どちらかというと、魔泉が乱れていることの方が少ないのだ。
それもそのはずだ。もしあらゆる場所で異変が起こっていたら、今頃世界中が大変なことになっていることだろう。
――思ったよりも世界は平和である。
「この辺りは平和みたいだねぇ」
「まあ、それが一番でしょ」
「そうだね。平和が一番」
街の教会を訪問し、報告を兼ねた会話を交わしてきたその足で冒険者ギルドへと向かっている最中、歩きながら本を読んでいるシズクの肩を押して歩くヒバナと他愛ない話をする。
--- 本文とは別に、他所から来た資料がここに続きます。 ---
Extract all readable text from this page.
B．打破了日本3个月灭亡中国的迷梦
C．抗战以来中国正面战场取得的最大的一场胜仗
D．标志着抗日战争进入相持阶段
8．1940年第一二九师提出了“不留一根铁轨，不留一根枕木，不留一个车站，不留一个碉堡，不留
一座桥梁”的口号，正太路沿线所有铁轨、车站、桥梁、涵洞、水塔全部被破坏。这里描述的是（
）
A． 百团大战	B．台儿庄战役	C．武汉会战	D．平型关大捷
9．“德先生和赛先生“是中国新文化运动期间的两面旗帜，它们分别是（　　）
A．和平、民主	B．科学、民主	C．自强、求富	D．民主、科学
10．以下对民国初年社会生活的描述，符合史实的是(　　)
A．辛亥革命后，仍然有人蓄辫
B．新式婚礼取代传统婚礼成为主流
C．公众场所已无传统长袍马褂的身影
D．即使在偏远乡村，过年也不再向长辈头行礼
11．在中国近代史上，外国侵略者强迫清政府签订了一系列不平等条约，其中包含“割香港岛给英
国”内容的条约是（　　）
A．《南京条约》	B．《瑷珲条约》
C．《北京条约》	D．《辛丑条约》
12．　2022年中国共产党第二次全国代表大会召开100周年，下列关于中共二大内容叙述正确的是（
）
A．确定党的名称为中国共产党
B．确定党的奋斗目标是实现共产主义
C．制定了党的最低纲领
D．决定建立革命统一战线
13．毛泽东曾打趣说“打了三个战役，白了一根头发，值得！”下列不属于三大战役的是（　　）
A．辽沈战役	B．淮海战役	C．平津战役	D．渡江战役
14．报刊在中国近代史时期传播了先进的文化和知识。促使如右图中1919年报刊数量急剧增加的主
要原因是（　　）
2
わざわざ危険な戦いに赴くより、こうしてのんびりと穏やかな日常を謳歌している方が私たちの性にも合っているのだろう。
でも、そうしていられない理由だって存在する。
「主様、これから何するの?」
「えっとね、冒険者ギルドで依頼を受けるんだよ」
ダンゴに言葉を返した途端に、隣でヒバナが呆れた表情を浮かべていた。
「それって、また報酬の少ないヤツ?」
「ヒバナ、そういう言い方はよくないよ。私は誰にも受けてもらえなくて依頼者さんが困っている依頼を受けているだけだから」
私の言葉に彼女が肩を竦める。
依頼以外でももっと人の助けになることをしたいのだが、何も思い浮かばない。何かいい案はないものか。
「アンヤ、何かいい考えはないかな?」
困った末にアンヤへと問い掛ける。
答えは無反応。何も返ってこなかった。
私が何を考えていたかなんてアンヤには知る由もないので、別にこれでいいのだ。
「なになに、アンヤと主様で内緒の話? ズルいぞ、アンヤ」
ダンゴがぷにぷにとアンヤを突いている。
私はそのまま彼女の手にアンヤを預けた。まるで拗ねているダンゴがアンヤに突っかかっているように見えるがその実、それは違う。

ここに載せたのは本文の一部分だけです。